Ongoing Tasks: RavenDB ETL


  • RavenDB ETL Task creates an ETL process for a given database when the destination is another RavenDB database.

  • It can be defined in code or using the Studio by creating a RavenDB ETL task under Settings -> Manage Ongoing Tasks.

  • One RavenDB ETL task can have multiple transformation scripts.

  • Each script can be defined on a single collection, multiple selected collections or be applied to all documents regardless of the associated collection.

  • The script is executed per document once the document is created or modified.

  • In this page:

Figure 1. Configure RavenDB ETL task

RavenDB ETL in Studio

Transformation Script Options

Loading Documents

  • In order to load data to the destination database you must call the loadTo<CollectionName>() method and pass a JS object.

  • Indicating the collection name in the load method is a convention.

  • The objects passed to the loadTo method will be sent to the target database in the last Load stage.

  • All results created in a single ETL run will be sent in a single batch and processed transactionally on the destination.

  • For example, if you want to write data to Employees collection you need to call the following method in the script body:

loadToEmployees({ ... });
  • The method parameter must be a JS object. You can create it as follows:

loadToEmployees({
    Name: this.FirstName + " " + this.LastName
});
  • Or simply transform the current document object and pass it:

this.Name = this.FirstName + " " + this.LastName;

delete this.Address;
delete this.FirstName;
delete this.LastName;

loadToEmployees(this);

Alternative Syntax

The target collection name can be passed to the loadTo command separately, as a string argument, using this syntax: loadTo('Target', obj)

  • Example:
    The following two calls to loadTo are equivalent.
    loadToEmployees(this);
    loadTo('Employees', this);

  • The target name 'Employees' in this syntax is not a variable and cannot be used as one: it is simply a string literal of the target's name.
  • Separating the target name from the loadTo command makes it possible to include symbols like - and . in target names. This is not possible when the standard loadToEmployees syntax is used because including special characters in the name of a JS function turns it invalid.

Documents Identifiers

  • The documents generated in the destination database are given an id according to the collection name specified in the loadTo method.

  • If the specified collection is the same as the original one then the document is loaded to the same collection and the original identifier is preserved.

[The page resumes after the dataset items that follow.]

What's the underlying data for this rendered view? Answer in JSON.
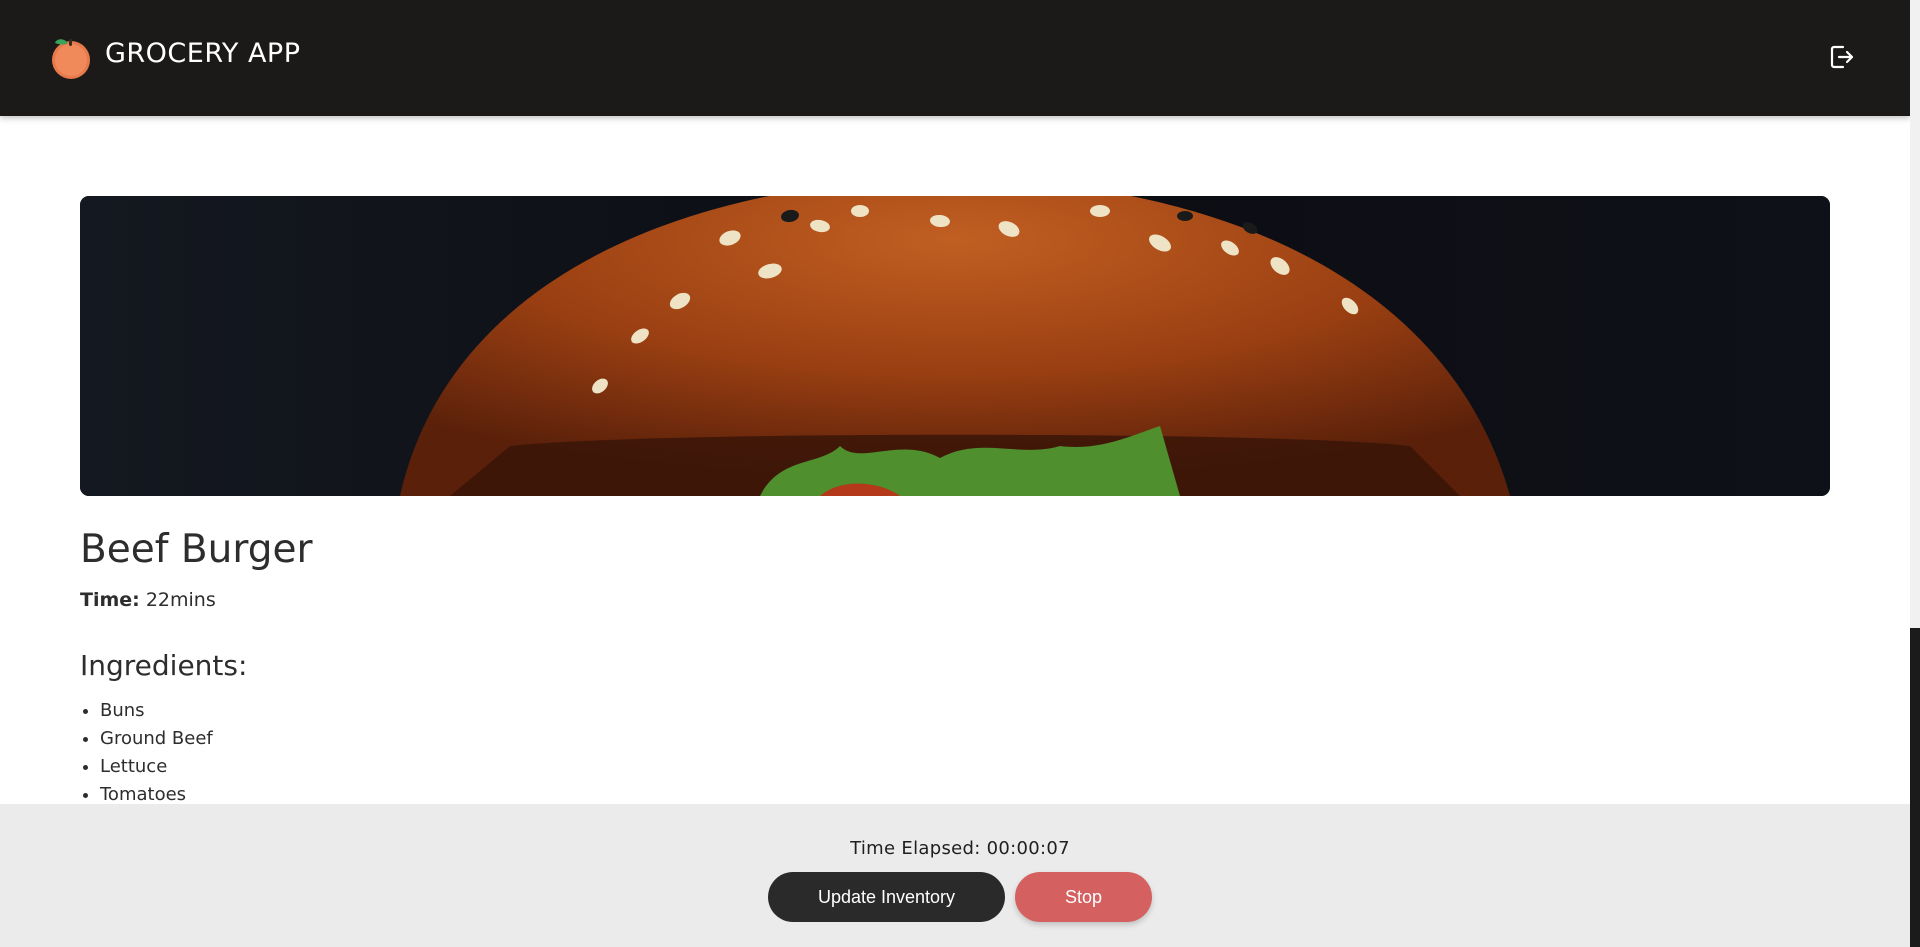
{
  "header": {
    "app_title": "GROCERY APP",
    "logo_icon": "orange-fruit-icon",
    "logout_icon": "logout-icon",
    "background": "#1c1a19"
  },
  "recipe": {
    "image_subject": "beef-burger-photo",
    "title": "Beef Burger",
    "time_label": "Time:",
    "time_value": "22mins",
    "ingredients_title": "Ingredients:",
    "ingredients": [
      "Buns",
      "Ground Beef",
      "Lettuce",
      "Tomatoes"
    ]
  },
  "footer": {
    "elapsed_text": "Time Elapsed: 00:00:07",
    "update_label": "Update Inventory",
    "stop_label": "Stop",
    "update_color": "#2a2a2a",
    "stop_color": "#d46060"
  }
}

  • For example, the following ETL script defined on Employees collection will keep the same idenifiers in the target database:

// original identifier will be preserved
loadToEmployees({ ... });
  • If the 'loadTo' method indicates a different target collection, e.g. People,
    then the employee documents will get new identifiers that combine the original ID and the new collection name in the destination database.

// new identifier will be generated
loadToPeople({ ... });
  • In addition, ETL appends the symbol / to the requested id so that the target database will generate identifiers on its side.
    As a result, documents in the People collection in the target database will have identifiers such as: employees/1-A/people/0000000000000000001-A.

Filtering

  • Documents can be filtered from the ETL by calling the loadTo method only for documents that match some condition:

if (this.Active) {
    // load only active users
    loadToEmployees({ ... });
}

Loading Data from Other Documents

  • The load method loads a document with a specified ID during script execution.

// this.ReportsTo has some document ID
var manager = load(this.ReportsTo);

Accessing Metadata

  • The metadata can be accessed in the following way:

var value = this['@metadata']['custom-metadata-key'];

Creating Multiple Documents from a Single Document

  • The loadTo method can be called multiple times in a single script.
    That allows you to split a single source document into multiple documents on the destination database:

// documents will be creaed in `Addresses` collection
loadToAddresses({
    City: this.Address.City ,
    Country: this.Address.Country ,
    Address: this.Address.Line1
});

delete this.Address;

// documents will be created in the `Employees` collection
loadToEmployees(this);

Empty Script

  • An ETL task can be created with an empty script.
  • The documents will be transferred without any modifications to the same collection as the source document.

Attachments & Revisions

  • Attachments are sent automatically only when you send a full collection to the destination using an empty script.
    If you do use a script, there is currently no way to indicate that attachments should also be sent.

  • Revisions are not sent by the ETL process.
    But, if revisions are configured on the destination database, then when the target document is overwritten by the ETL process a revision will be created as expected.

Deletions

  • As described above, the identifiers created for the sent documents can be different from the original source documents identifiers.
    The source isn't aware of the new IDs created so documents deletion requires a special approach.

  • In order to remove the matching documents on the destination side, the deletion of a document sends a command to remove documents that have an ID with a well-known prefix.

  • For example:

    1. Document employees/1-A is processed by ETL and put into People collection with ID:
      employees/1-A/people/0000000000000000001-A.
    2. Deletion of the employees/1-A document on the source side triggers sending a command that deletes documents having the following prefix in their ID: employees/1-A/people/.
  • If you output multiple documents from a single document then multiple delete commands will be sent, one for each prefix containing the destination collection name.

  • When documents are sent to the same collection and IDs don't change then deletion on the source results in sending a single delete command for a given ID.

Example

  • The following is an example of a RavenDB ETL script processing documents from Employees collection:

var managerName = null;

if (this.ReportsTo !== null)
{
    var manager = load(this.ReportsTo);
    managerName = manager.FirstName + " " + manager.LastName;
}

// load documents to `Employees` collection in the destination
loadToEmployees({
    // the loaded documents will have these fields:
    Name: this.FirstName + " " + this.LastName,
    Title: this.Title,
    BornOn: new Date(this.Birthday).getFullYear(),
    Manager: managerName
});